Angus communities came together in a series of Remembrance weekend events in towns and villages throughout the district.
After the cancellation of public parades last year due to the pandemic, public events returned in many parts of the county.
On Saturday evening, Carnoustie was the setting for a short commemoration at the memorial honouring the town’s two Victoria Cross heroes.
The monument to Charles Jarvis and George Samson was sited close to the first tee of the town’s Championship Golf Course in 2015.
On one side, inscribed stone plaques remember the young servicemen.
The other is graced by a roll of honour of Carnoustie golfers in significant professional and amateur competition.

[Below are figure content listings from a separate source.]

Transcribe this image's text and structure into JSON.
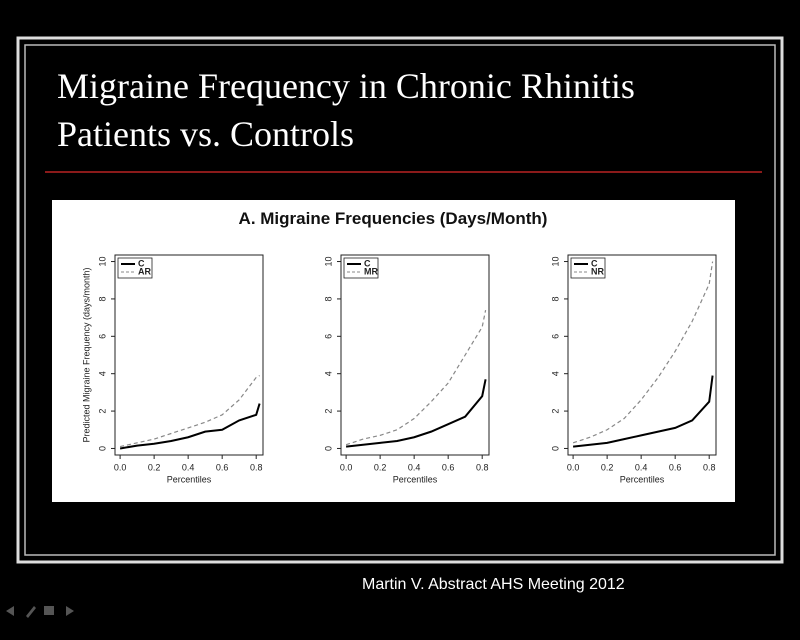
{
  "slide": {
    "title_lines": [
      "Migraine Frequency in Chronic Rhinitis",
      "Patients vs. Controls"
    ],
    "figure_title": "A. Migraine Frequencies (Days/Month)",
    "footer": "Martin V. Abstract AHS Meeting 2012"
  },
  "chart_data": [
    {
      "type": "line",
      "ylabel": "Predicted Migraine Frequency (days/month)",
      "xlabel": "Percentiles",
      "x": [
        0,
        0.1,
        0.2,
        0.3,
        0.4,
        0.5,
        0.6,
        0.7,
        0.8,
        0.82
      ],
      "series": [
        {
          "name": "C",
          "color": "#000000",
          "linestyle": "solid",
          "values": [
            0,
            0.15,
            0.25,
            0.4,
            0.6,
            0.9,
            1.0,
            1.5,
            1.8,
            2.4
          ]
        },
        {
          "name": "AR",
          "color": "#888888",
          "linestyle": "dashed",
          "values": [
            0.1,
            0.3,
            0.5,
            0.8,
            1.1,
            1.4,
            1.8,
            2.6,
            3.8,
            3.9
          ]
        }
      ],
      "xlim": [
        -0.03,
        0.84
      ],
      "xticks": [
        {
          "value": 0,
          "label": "0.0"
        },
        0.2,
        0.4,
        0.6,
        0.8
      ],
      "ylim": [
        -0.35,
        10.35
      ],
      "yticks": [
        0,
        2,
        4,
        6,
        8,
        10
      ],
      "legend": "upper left"
    },
    {
      "type": "line",
      "xlabel": "Percentiles",
      "x": [
        0,
        0.1,
        0.2,
        0.3,
        0.4,
        0.5,
        0.6,
        0.7,
        0.8,
        0.82
      ],
      "series": [
        {
          "name": "C",
          "color": "#000000",
          "linestyle": "solid",
          "values": [
            0.1,
            0.2,
            0.3,
            0.4,
            0.6,
            0.9,
            1.3,
            1.7,
            2.8,
            3.7
          ]
        },
        {
          "name": "MR",
          "color": "#888888",
          "linestyle": "dashed",
          "values": [
            0.2,
            0.5,
            0.7,
            1.0,
            1.6,
            2.5,
            3.5,
            5.0,
            6.5,
            7.4
          ]
        }
      ],
      "xlim": [
        -0.03,
        0.84
      ],
      "xticks": [
        {
          "value": 0,
          "label": "0.0"
        },
        0.2,
        0.4,
        0.6,
        0.8
      ],
      "ylim": [
        -0.35,
        10.35
      ],
      "yticks": [
        0,
        2,
        4,
        6,
        8,
        10
      ],
      "legend": "upper left"
    },
    {
      "type": "line",
      "xlabel": "Percentiles",
      "x": [
        0,
        0.1,
        0.2,
        0.3,
        0.4,
        0.5,
        0.6,
        0.7,
        0.8,
        0.82
      ],
      "series": [
        {
          "name": "C",
          "color": "#000000",
          "linestyle": "solid",
          "values": [
            0.1,
            0.2,
            0.3,
            0.5,
            0.7,
            0.9,
            1.1,
            1.5,
            2.5,
            3.9
          ]
        },
        {
          "name": "NR",
          "color": "#888888",
          "linestyle": "dashed",
          "values": [
            0.3,
            0.6,
            1.0,
            1.6,
            2.6,
            3.8,
            5.2,
            6.8,
            8.8,
            10
          ]
        }
      ],
      "xlim": [
        -0.03,
        0.84
      ],
      "xticks": [
        {
          "value": 0,
          "label": "0.0"
        },
        0.2,
        0.4,
        0.6,
        0.8
      ],
      "ylim": [
        -0.35,
        10.35
      ],
      "yticks": [
        0,
        2,
        4,
        6,
        8,
        10
      ],
      "legend": "upper left"
    }
  ]
}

Jarvis and Samson were recognised with the nation’s highest gallantry award during World War One.
Lance Corporal Jarvis became one of the war’s first VCs for his heroism in the Battle of Jemappes.
He was serving with the 57th Field Company Royal Engineers.

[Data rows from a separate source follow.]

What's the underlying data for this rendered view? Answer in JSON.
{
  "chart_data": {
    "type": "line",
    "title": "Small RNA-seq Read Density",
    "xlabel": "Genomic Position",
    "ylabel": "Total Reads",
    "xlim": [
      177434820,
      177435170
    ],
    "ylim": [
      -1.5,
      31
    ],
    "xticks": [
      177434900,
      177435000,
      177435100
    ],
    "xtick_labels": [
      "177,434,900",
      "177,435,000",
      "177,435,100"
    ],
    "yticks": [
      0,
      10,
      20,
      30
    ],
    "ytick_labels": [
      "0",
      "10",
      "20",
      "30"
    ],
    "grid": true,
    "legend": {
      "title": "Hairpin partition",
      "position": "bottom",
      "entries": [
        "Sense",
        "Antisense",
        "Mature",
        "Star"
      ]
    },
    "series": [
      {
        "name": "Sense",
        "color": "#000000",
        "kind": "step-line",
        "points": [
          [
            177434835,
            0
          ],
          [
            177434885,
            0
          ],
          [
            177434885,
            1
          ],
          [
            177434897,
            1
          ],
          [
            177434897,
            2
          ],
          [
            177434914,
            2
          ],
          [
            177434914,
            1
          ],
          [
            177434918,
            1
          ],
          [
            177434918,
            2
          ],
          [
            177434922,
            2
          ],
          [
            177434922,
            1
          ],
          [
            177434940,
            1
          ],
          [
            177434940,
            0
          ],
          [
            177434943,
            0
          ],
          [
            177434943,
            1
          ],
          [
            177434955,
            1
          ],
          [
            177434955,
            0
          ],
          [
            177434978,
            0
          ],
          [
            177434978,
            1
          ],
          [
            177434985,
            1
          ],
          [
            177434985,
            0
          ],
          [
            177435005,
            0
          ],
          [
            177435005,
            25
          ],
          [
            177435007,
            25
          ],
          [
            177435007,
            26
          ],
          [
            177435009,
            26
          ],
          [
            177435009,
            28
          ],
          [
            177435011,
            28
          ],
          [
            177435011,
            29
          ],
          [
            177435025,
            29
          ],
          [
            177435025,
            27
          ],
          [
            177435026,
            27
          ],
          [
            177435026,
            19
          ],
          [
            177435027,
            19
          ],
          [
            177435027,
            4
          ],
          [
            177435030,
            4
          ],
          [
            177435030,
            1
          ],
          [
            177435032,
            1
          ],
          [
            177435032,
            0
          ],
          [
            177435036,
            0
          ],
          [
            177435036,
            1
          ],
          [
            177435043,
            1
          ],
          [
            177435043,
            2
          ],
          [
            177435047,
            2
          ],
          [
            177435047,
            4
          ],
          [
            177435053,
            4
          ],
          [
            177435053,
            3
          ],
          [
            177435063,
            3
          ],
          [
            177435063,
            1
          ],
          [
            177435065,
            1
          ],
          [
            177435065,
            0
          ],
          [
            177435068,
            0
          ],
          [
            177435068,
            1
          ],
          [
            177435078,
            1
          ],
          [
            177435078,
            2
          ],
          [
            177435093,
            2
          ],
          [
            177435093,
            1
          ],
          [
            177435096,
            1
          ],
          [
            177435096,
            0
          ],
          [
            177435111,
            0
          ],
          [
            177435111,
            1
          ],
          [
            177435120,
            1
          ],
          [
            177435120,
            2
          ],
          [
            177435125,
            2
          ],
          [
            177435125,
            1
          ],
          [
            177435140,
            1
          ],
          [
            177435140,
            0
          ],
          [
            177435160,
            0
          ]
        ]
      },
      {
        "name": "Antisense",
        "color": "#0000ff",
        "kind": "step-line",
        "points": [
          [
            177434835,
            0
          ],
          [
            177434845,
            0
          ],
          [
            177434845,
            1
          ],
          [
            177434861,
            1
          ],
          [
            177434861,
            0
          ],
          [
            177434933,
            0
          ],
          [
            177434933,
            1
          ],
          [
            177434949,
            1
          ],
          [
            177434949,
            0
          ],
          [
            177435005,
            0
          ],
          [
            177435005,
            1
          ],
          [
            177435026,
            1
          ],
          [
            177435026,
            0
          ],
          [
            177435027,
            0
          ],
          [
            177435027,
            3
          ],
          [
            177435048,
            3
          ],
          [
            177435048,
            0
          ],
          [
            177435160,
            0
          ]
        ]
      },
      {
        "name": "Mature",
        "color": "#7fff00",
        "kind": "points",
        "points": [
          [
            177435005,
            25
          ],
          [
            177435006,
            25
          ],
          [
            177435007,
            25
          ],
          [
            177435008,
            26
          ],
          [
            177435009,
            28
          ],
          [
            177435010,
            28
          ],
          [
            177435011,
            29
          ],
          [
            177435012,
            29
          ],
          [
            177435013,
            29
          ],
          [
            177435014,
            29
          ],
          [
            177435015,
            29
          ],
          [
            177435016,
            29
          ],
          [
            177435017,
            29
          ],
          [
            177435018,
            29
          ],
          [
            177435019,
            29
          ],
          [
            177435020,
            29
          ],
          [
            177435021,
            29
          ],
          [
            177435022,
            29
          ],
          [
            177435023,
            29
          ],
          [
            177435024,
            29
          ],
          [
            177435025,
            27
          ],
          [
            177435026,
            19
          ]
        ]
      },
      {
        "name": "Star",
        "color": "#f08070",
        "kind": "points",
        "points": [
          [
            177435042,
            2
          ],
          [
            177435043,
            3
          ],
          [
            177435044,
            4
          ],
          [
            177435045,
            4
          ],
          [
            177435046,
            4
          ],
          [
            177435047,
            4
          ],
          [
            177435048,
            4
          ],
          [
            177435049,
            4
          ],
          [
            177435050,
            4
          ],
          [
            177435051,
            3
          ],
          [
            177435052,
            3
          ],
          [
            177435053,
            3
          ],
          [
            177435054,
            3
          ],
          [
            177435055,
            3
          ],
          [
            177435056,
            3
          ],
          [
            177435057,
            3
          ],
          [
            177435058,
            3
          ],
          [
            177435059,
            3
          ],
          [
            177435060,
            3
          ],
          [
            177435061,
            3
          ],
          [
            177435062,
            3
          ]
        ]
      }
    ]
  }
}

Jarvis survived 90 minutes under heavy fire and in full enemy view to demolish a bridge on August 23 1914.
Royal Naval Reserve seaman Samson won his VC during the Gallipoli campaign.
Despite being wounded, he survived an entire day under enemy fire working the lighters conveying the Allied invasion force ashore from the landing ship River Clyde.
Both men survived the war.
A Sunday act of remembrance also took place at the award-winning town cenotaph.
Forfar’s Remembrance parade marched from a service at St John’s Church to the wreath-laying at The Cross.
Kirriemuir’s Parish Church hosted the town’s remembrance service.
There were also commemorations at Cortachy war memorial and Oathlaw/Tannadice church.
Montrose’s cenotaph service was an opportunity for residents to see a new bench erected to mark the Poppy Scotland centenary.
It was recently unveiled by Angus Provost, retired Black Watch Major Ronnie Proctor.
The bench was funded, designed and crafted locally.
It features a piper to represent the Army and World War One, while a Spitfire honours the RAF and marks World War Two.
RAF Montrose trained many of the pilots in the Battle of Britain.
And HMS Montrose represents the Royal Navy and the modern era of the armed forces.